Online Religion in Contemporary China

Mengyuan Tian, RSAA Travel Awards 2024 recipient, 9 July 2025, 14.00 BST Online
In this lecture, Mengyuan Tian, will provide a fresh perspective on religious activities in contemporary China as she looks at official online worship ceremonies and how the changing politics of culture and official ideology have shaped religious routines in the digital era. Based on her PhD research, this lecture will focus on the case study of an online Yellow Emperor worship ceremony programmed in Henan, Shaanxi, and Zhejiang provinces, examining the various channels used for conducting online religious rituals such as live streaming, online worship services and video games. The research identifies three specific phases of digitisation in the practice of Yellow Emperor worship. The first phase, starting in the 2000s, is characterised by video uploading and global broadcasting with an emphasis on mirroring reality. The second phase introduced web-based ancestor worship with interactive participation through websites and social media. The third phase, which is still emerging in the 2020s, is exemplified by the meta-universe worship platform in video games.

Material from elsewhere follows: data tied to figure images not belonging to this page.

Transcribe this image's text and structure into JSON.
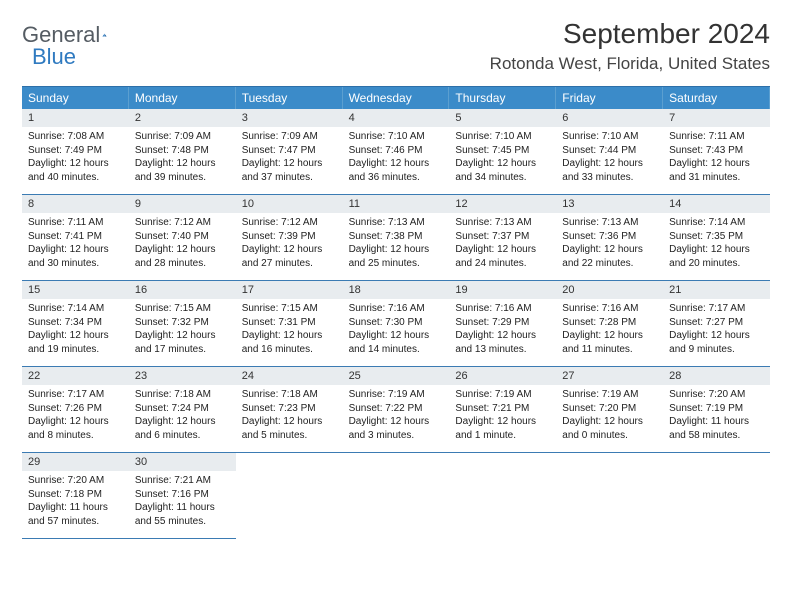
{
  "logo": {
    "text1": "General",
    "text2": "Blue"
  },
  "title": "September 2024",
  "location": "Rotonda West, Florida, United States",
  "colors": {
    "header_bg": "#3b8bc9",
    "row_border": "#3b7bb3",
    "daynum_bg": "#e8ecef",
    "logo_gray": "#555c63",
    "logo_blue": "#2f7ac0"
  },
  "dow": [
    "Sunday",
    "Monday",
    "Tuesday",
    "Wednesday",
    "Thursday",
    "Friday",
    "Saturday"
  ],
  "days": [
    {
      "n": "1",
      "sunrise": "7:08 AM",
      "sunset": "7:49 PM",
      "daylight": "12 hours and 40 minutes."
    },
    {
      "n": "2",
      "sunrise": "7:09 AM",
      "sunset": "7:48 PM",
      "daylight": "12 hours and 39 minutes."
    },
    {
      "n": "3",
      "sunrise": "7:09 AM",
      "sunset": "7:47 PM",
      "daylight": "12 hours and 37 minutes."
    },
    {
      "n": "4",
      "sunrise": "7:10 AM",
      "sunset": "7:46 PM",
      "daylight": "12 hours and 36 minutes."
    },
    {
      "n": "5",
      "sunrise": "7:10 AM",
      "sunset": "7:45 PM",
      "daylight": "12 hours and 34 minutes."
    },
    {
      "n": "6",
      "sunrise": "7:10 AM",
      "sunset": "7:44 PM",
      "daylight": "12 hours and 33 minutes."
    },
    {
      "n": "7",
      "sunrise": "7:11 AM",
      "sunset": "7:43 PM",
      "daylight": "12 hours and 31 minutes."
    },
    {
      "n": "8",
      "sunrise": "7:11 AM",
      "sunset": "7:41 PM",
      "daylight": "12 hours and 30 minutes."
    },
    {
      "n": "9",
      "sunrise": "7:12 AM",
      "sunset": "7:40 PM",
      "daylight": "12 hours and 28 minutes."
    },
    {
      "n": "10",
      "sunrise": "7:12 AM",
      "sunset": "7:39 PM",
      "daylight": "12 hours and 27 minutes."
    },
    {
      "n": "11",
      "sunrise": "7:13 AM",
      "sunset": "7:38 PM",
      "daylight": "12 hours and 25 minutes."
    },
    {
      "n": "12",
      "sunrise": "7:13 AM",
      "sunset": "7:37 PM",
      "daylight": "12 hours and 24 minutes."
    },
    {
      "n": "13",
      "sunrise": "7:13 AM",
      "sunset": "7:36 PM",
      "daylight": "12 hours and 22 minutes."
    },
    {
      "n": "14",
      "sunrise": "7:14 AM",
      "sunset": "7:35 PM",
      "daylight": "12 hours and 20 minutes."
    },
    {
      "n": "15",
      "sunrise": "7:14 AM",
      "sunset": "7:34 PM",
      "daylight": "12 hours and 19 minutes."
    },
    {
      "n": "16",
      "sunrise": "7:15 AM",
      "sunset": "7:32 PM",
      "daylight": "12 hours and 17 minutes."
    },
    {
      "n": "17",
      "sunrise": "7:15 AM",
      "sunset": "7:31 PM",
      "daylight": "12 hours and 16 minutes."
    },
    {
      "n": "18",
      "sunrise": "7:16 AM",
      "sunset": "7:30 PM",
      "daylight": "12 hours and 14 minutes."
    },
    {
      "n": "19",
      "sunrise": "7:16 AM",
      "sunset": "7:29 PM",
      "daylight": "12 hours and 13 minutes."
    },
    {
      "n": "20",
      "sunrise": "7:16 AM",
      "sunset": "7:28 PM",
      "daylight": "12 hours and 11 minutes."
    },
    {
      "n": "21",
      "sunrise": "7:17 AM",
      "sunset": "7:27 PM",
      "daylight": "12 hours and 9 minutes."
    },
    {
      "n": "22",
      "sunrise": "7:17 AM",
      "sunset": "7:26 PM",
      "daylight": "12 hours and 8 minutes."
    },
    {
      "n": "23",
      "sunrise": "7:18 AM",
      "sunset": "7:24 PM",
      "daylight": "12 hours and 6 minutes."
    },
    {
      "n": "24",
      "sunrise": "7:18 AM",
      "sunset": "7:23 PM",
      "daylight": "12 hours and 5 minutes."
    },
    {
      "n": "25",
      "sunrise": "7:19 AM",
      "sunset": "7:22 PM",
      "daylight": "12 hours and 3 minutes."
    },
    {
      "n": "26",
      "sunrise": "7:19 AM",
      "sunset": "7:21 PM",
      "daylight": "12 hours and 1 minute."
    },
    {
      "n": "27",
      "sunrise": "7:19 AM",
      "sunset": "7:20 PM",
      "daylight": "12 hours and 0 minutes."
    },
    {
      "n": "28",
      "sunrise": "7:20 AM",
      "sunset": "7:19 PM",
      "daylight": "11 hours and 58 minutes."
    },
    {
      "n": "29",
      "sunrise": "7:20 AM",
      "sunset": "7:18 PM",
      "daylight": "11 hours and 57 minutes."
    },
    {
      "n": "30",
      "sunrise": "7:21 AM",
      "sunset": "7:16 PM",
      "daylight": "11 hours and 55 minutes."
    }
  ],
  "labels": {
    "sunrise": "Sunrise: ",
    "sunset": "Sunset: ",
    "daylight": "Daylight: "
  },
  "leading_blanks": 0,
  "trailing_blanks": 5
}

Mengyuan Tian is a PhD candidate at the University of Cambridge, Faculty of Asian and Middle Eastern, working on the topic of the governmental involvement in the reconstruction of the Yellow Emperor Worship Ceremony in contemporary China. Her research interest lies in the state’s involvement, motivations, and strategies in the revival of popular religion; faith construction, nation-building, and the political apparatus behind; digitisation, commercialisation, and secularisation of religious practices.
Guest Host

Professor Astrid Nordin holds the Lau Chair of Chinese International Relations in the Lau China Institute. She is also Associate Research Fellow at the Swedish Institute of International Affairs.
Astrid’s research develops critical conceptual tools that draw on Chinese and other global traditions of thought, and uses these to understand global challenges as they relate to China’s growing global role – from the Belt and Road Initiative, through support for overseas Chinese communities, to practices of censorship and resistance.
Before joining King’s in 2021, Astrid was Professor of World Politics and Founding Director of Lancaster University China Centre. She has significant experience developing institutional partnerships with Chinese institutions, setting up and leading academic organisations, and collaborating on interdisciplinary projects.